Why should you be uncomfortable with his popularity and relieved that he is gone? Because the man was disgustingly blinkered, bigoted, and biased. His commentary was worthless then and worthless now. Review his catalogue of hate, and tell me if I’m wrong.

Disparaging NFL players on the basis of their skin colour, Limbaugh stated that football had become ‘a game between the Bloods and the Crips’. He has joked about New York’s black governor David Paterson choosing a replacement for then-Representative Eric Massa as a black man ‘being a massa for the first time’. He has bluntly rejected the idea of sexual consent. (The fact that this is a man praised by both Donald Trump and Ronald Reagan disgusts but does not surprise.) He has dismissed climate change, misnamed feminists as ‘feminazis’, and has claimed that police response during the Charlottesville Unite the Right rally was restrained by Democrats and globalists such as George Soros – a Jew, but I’m sure that’s coincidental – in order to incite the Second American Civil War.  

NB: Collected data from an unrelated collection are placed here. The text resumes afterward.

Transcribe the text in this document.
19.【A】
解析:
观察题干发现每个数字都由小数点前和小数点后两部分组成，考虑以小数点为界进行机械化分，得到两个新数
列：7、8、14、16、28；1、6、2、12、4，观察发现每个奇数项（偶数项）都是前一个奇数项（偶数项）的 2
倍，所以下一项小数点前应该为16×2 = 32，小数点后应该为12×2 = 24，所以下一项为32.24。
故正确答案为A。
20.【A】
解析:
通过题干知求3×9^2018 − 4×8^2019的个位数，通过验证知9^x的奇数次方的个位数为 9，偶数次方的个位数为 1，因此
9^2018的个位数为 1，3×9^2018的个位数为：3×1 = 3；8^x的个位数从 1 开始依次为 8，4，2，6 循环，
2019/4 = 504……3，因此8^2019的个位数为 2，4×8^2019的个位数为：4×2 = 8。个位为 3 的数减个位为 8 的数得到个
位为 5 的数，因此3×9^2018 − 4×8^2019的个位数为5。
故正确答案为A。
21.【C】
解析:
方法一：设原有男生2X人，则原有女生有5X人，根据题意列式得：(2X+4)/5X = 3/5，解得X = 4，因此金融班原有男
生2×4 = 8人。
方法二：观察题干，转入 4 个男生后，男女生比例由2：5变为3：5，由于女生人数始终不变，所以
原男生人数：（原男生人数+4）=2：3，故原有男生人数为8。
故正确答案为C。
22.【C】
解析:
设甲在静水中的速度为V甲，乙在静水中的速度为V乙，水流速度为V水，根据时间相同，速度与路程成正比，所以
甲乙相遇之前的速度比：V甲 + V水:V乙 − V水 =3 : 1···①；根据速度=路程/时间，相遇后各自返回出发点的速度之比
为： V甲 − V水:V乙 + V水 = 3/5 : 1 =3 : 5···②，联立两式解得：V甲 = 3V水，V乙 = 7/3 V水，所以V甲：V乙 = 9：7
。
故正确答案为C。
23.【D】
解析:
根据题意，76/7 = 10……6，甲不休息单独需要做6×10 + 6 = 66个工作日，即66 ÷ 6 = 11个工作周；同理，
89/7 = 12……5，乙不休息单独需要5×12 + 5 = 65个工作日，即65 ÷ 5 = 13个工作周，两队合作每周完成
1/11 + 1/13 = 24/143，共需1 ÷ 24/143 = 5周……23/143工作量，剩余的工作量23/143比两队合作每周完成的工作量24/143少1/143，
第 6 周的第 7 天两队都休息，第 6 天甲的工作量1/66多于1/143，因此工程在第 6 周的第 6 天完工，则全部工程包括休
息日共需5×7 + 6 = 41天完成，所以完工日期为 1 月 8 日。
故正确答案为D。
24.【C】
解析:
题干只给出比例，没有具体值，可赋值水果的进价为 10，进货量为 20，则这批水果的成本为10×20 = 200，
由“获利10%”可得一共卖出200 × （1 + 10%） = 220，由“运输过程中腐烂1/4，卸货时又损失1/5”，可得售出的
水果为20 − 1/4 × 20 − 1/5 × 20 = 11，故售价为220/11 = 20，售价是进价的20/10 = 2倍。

Perhaps most despicable is his homophobic and serophobic comments, such as his view that Pete Buttigieg should not kiss his husband in public. But more than that, Limbaugh infamously ran a regular segment in the ‘80s called ‘AIDS Update’ in which he mocked and pilloried dead gay people for laughs. And while he later admitted regret for that, it doesn’t change the fact that it happened. 

At the heart of such comments is the idea that the Left has fundamentally ruined America. What little of a welfare state the US has is a leftist plot to train black Americans to hate their country; sexual consent is the ‘magic key to the left’; climate action is an  ideological movement that rehouses communists into a militant environmentalist agenda-driven group; and naturally the Christchurch mosque shooting as well as the Deepwater Horizon 2010 oil spill in the Gulf of Mexico were both arranged by leftists for some nefarious purpose. 

Ironically, Limbaugh grounds these arguments in a belief in American exceptionalism, when it is clear that he despises most of the American population save for white conservative men. In his book The Way Things Ought To Be, Limbaugh promulgates his core worldview, one that suggests all who discourage the idea that America is not special are existential threats to America. 

So we see here the legerdemain that Limbaugh and his progenies play out. They parade ‘patriotism’; they hide behind the ‘love’ of their country, when what they really love is themselves. Hatred, not love, defines them. They despise America, or at least its people. America, to Limbaugh, must be more like him in order to flourish: conservative, capitalist, imperialist, white.   

Rush Limbaugh was a deeply ambitious man. Careless schoolboy, college dropout, he plagued the airwaves since he was 16. Pursuing his father’s respect, biographer Zev Chafets argues, was his impetus, his drive to be successful, his objective. Apposite, then, that the defining tenets of the conservative ideology – respect for tradition, respect for authority – came to be associated with the Limbaugh brand, and it is funny too that Rush himself became the ‘Godfather of the Fox Approach’. I wonder if he ever felt that he had earned his father’s respect. I also wonder if his acolytes ever earned his. 

Ultimately, Limbaugh did little except pave the way for and embolden other rightwing agitators, such as Tucker Carlson, Bill O’Reilly and Alex Jones. One can only imagine what political discourse would look like without his inclusion. But that kind of counterfactualism is mere wishful thinking. Now those who stand against everything Limbaugh stood for must get on with the task of cornering his imitators, routing out their lies, and disinfecting debate after his death. For while Limbaugh the man died, his spirit lives on.